Film ciekawy, pomysł dobry, samotnosć, śmierć, "eutanazja", sex- "brudny sex". Czy walorem artystycznym kazdego filmu jest sex i to jeszcze w takim wykonaniu pełnym dewiactw i innych dziwnych zboczeń. Ja rozumiem że świat jest pełen zboli i innych strasznych zachowań ale żeby aż tak to ukazywać??
Na pierwszy plan tego filmu wychodzi głównej bohaterki samotne życie bez sexualnych dewiacji??
No prosze albo ja tu czegos nie zrozumiałem albo naprawde nie wiem o co chodzi. Poprzedni jej film Nothing personal był dużo ciekawszy i również poruszał wątek samotności, ale code blue chyba w kilku momentach przesadza (szczególnie scena z prezerwatywą). Końcówka filmu dobra pozostawia dla widza pole do dyskusji i rozważań.
duński brutalizm, sam nie wiem co o tym myśleć, właśnie jestem po seansie, bardzo podobał mi się wcześniejszy film tej reżyserki, ale tutaj trochę za dużo lars von triera i pasoliniego :/ ale film warto zobaczyć, tyle że to raczej trudne i szokujące kino, nie nadaje się na romantyczny wieczorek... ;P
Film momentami szokujacy (scena z prezerwatywa, czy masturbujacy sie facet pezed kleczaca kobieta) ale rowniez intrygujacy. Piekne ujecia kamery.
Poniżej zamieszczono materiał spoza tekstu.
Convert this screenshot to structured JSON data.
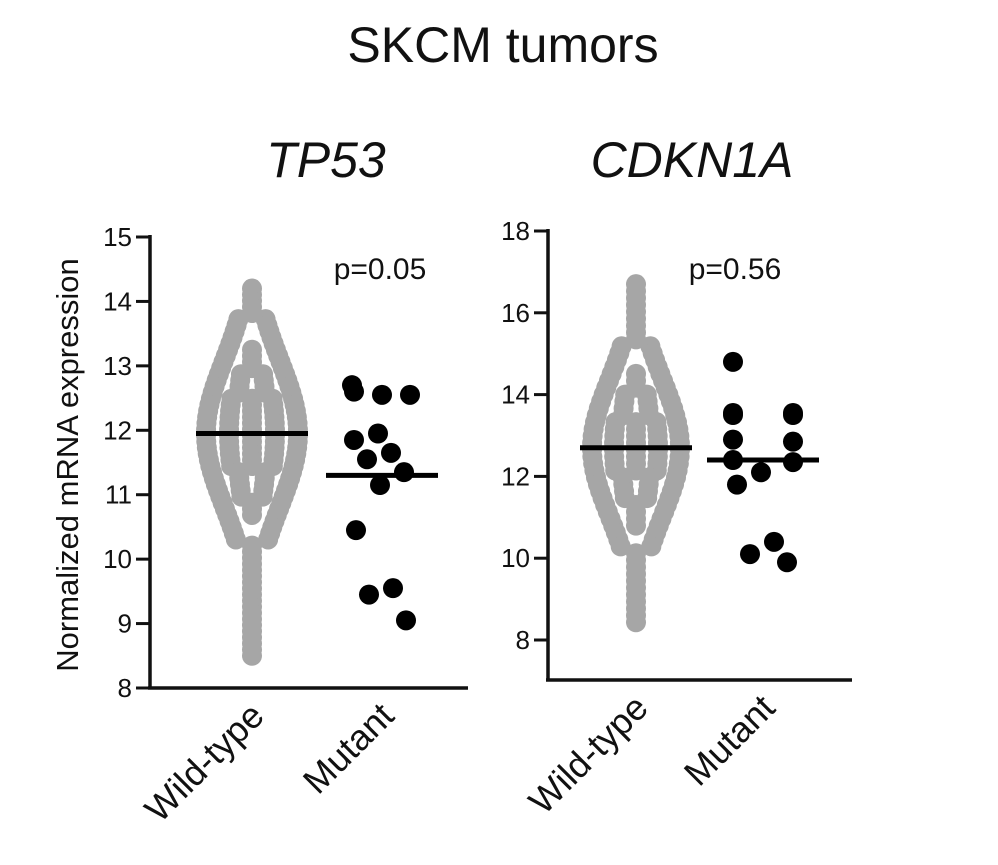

Po wyjsciu z kina mialem niesmak, ale mam ten film w pamieci do dzis a chyba o to chodzi by zmusic widza do myslenia. Warto jednak wybrac sie samemu i przezyc to na swoj sposob, ja zabralem znajomych ktorzy przywykli do hollywodzkiego kina i czulem sie troche zawstydzony co z pewnoscia wplynelo na percepcje tego filmu.